I am not sure why hasattr access is significantly slower when the attribute exists!
In any case, all of these happen fast enough not to worry unless it is in the core of a
highly repeated loop. Don’t bother optimizing your code for this unless it is really
part of that 3% bottleneck.
Project: estimate the errors in timeit.
A fun problem is to determine how many times to repeat the measurement of code performance – i.e. to determine the uncertainty in the measurement. The %timeit magic simply uses the standard deviation of a certain number of repeated measurements. Can you do better? Some things to consider:
What is the source of the noise? Usually this is the computer doing other things while measuring the performance. If this is the case, then you might want to know the minimum of the measurements rather than the mean. An interesting related problem is to characterize the error of the minimum of set of \(N\) measurements. I have tried playing with this, but without a huge amount of success.

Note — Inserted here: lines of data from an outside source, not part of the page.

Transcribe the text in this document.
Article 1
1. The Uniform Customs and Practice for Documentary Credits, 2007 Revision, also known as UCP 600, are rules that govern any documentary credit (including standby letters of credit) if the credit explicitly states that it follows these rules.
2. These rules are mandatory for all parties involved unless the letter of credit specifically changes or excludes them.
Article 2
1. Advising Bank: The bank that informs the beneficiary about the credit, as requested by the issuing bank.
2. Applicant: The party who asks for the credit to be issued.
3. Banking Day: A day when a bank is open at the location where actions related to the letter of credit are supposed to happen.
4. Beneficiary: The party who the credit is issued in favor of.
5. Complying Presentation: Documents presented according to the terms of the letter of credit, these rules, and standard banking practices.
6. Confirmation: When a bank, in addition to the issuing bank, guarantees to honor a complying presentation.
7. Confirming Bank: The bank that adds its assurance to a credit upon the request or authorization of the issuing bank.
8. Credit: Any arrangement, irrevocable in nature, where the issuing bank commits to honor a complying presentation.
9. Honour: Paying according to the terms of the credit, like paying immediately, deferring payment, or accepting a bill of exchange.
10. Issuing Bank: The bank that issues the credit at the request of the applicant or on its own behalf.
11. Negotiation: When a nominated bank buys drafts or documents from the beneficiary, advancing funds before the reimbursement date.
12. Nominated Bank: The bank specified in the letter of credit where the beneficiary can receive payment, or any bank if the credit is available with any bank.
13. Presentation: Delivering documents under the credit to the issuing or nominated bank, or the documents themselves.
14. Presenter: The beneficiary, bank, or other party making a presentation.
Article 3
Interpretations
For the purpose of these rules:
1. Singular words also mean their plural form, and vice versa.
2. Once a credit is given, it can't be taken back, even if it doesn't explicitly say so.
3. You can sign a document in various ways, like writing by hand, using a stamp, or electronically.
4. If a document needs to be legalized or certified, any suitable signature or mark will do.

On the other hand, you will typically be executing your code while other processes are running. Depending on how your code interacts with these other processes, perhaps an average is more appropriate.
A great solution would measure as many times as needed to realize a certain tolerance in the error estimate (bailing out if such a tolerance goal could not be achieved.)